Adhamiya lies on the mainly Shia Muslim east bank of the Tigris river and violence regularly flares between the enclave and nearby Shia areas.

Construction of the 5km (three-mile) concrete wall began on 10 April and the US military says it hopes to complete the project by the end of the month.

US troops, protected by heavily-armed vehicles, have been working at night to build the 3.6m (12 ft) wall.

When it is finished, people will enter and leave Adhamiya through a small number of checkpoints guarded by US and Iraqi forces.


Mustafa, a resident of Adhamiya, told the BBC, "I resent the barrier. It will make Adhamiya a big prison."

Mustafa obviously won't be the only unhappy one.
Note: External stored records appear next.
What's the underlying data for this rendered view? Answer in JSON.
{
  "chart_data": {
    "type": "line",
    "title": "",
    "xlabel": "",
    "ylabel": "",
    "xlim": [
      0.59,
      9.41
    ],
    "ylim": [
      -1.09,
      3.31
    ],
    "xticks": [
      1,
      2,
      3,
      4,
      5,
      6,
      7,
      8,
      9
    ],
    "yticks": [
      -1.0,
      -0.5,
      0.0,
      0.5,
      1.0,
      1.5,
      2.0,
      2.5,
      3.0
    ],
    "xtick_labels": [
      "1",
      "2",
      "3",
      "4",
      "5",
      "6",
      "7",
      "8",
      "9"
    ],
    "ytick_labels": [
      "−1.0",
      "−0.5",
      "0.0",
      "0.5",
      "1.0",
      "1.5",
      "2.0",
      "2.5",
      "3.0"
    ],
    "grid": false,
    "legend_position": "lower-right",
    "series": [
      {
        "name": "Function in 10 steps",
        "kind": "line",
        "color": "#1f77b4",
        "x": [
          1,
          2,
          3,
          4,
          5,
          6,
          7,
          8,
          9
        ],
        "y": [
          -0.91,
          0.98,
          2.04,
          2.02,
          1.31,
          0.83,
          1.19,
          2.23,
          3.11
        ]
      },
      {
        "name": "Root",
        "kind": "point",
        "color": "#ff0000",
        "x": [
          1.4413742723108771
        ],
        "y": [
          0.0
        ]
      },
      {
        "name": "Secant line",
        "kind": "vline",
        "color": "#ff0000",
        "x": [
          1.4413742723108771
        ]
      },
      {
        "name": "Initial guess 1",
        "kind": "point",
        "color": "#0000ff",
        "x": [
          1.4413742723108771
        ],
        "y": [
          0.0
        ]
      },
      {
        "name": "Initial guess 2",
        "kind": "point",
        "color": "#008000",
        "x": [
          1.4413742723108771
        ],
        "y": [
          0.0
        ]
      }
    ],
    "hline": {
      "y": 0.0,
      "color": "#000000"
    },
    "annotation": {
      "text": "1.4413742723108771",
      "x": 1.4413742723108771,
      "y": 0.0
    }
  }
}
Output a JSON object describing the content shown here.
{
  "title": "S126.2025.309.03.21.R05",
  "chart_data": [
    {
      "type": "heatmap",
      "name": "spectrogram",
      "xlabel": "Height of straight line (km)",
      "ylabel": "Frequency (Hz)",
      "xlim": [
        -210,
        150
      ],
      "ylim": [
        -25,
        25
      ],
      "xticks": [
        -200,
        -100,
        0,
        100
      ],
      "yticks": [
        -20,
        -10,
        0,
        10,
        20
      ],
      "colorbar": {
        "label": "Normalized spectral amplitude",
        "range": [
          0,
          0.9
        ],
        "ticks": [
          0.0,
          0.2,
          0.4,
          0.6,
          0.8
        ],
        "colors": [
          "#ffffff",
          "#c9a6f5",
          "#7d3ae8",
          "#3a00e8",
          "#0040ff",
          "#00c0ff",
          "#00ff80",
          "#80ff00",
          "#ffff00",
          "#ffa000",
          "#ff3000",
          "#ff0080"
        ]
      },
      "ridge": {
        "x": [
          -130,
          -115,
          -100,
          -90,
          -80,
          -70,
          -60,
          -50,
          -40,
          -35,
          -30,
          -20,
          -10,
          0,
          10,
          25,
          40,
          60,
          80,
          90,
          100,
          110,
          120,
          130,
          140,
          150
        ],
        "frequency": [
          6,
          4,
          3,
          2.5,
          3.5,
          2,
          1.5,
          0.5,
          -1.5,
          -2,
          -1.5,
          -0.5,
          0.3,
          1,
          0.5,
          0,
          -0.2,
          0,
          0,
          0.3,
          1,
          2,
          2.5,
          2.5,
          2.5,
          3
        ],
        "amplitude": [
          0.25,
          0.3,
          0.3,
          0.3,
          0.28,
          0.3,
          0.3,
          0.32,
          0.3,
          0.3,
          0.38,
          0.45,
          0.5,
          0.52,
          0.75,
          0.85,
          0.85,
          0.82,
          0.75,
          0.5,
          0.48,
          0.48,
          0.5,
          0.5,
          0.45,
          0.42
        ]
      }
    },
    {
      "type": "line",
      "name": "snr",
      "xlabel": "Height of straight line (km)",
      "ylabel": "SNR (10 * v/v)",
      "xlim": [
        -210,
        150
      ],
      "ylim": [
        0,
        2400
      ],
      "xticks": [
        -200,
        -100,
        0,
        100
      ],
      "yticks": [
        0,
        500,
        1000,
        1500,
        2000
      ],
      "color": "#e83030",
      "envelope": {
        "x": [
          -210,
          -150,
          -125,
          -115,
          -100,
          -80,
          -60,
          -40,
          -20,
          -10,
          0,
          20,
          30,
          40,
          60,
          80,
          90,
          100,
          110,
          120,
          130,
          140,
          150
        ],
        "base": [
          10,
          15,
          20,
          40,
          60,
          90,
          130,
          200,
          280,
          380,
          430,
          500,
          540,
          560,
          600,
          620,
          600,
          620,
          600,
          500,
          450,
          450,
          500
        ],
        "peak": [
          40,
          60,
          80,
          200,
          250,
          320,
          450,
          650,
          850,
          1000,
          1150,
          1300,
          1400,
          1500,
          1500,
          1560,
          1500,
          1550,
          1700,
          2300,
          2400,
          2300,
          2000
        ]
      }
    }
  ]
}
The average Arab -- and this really must be a cultural thing, because I don't understand it at all -- doesn't like having to go through checkpoints run by an occuppying power to leave his or her neighborhood. People are so strange in that part of the world.

The article also notes that "[t]he US military says the barrier is the centrepiece of its strategy to end sectarian violence in the area but insists there are no plans to divide up the whole city into gated communities."

My question is this: Where to go from here? Because the plan, if I'm reading it right, goes as follows:

1. Build walls to separate two ethnic groups that are slaughtering one another.
2. ???
3. The warring ethnic groups war no more.

Number 3 would be a lovely conclusion to the war and also rhymes nicely, so I've been wracking my brain in an attempt to fill in the middle step. Unfortunately, I'm coming up completely empty. Any ideas?

Hopefully the tacticians in the Pentagon and Baghdad are smarter than I.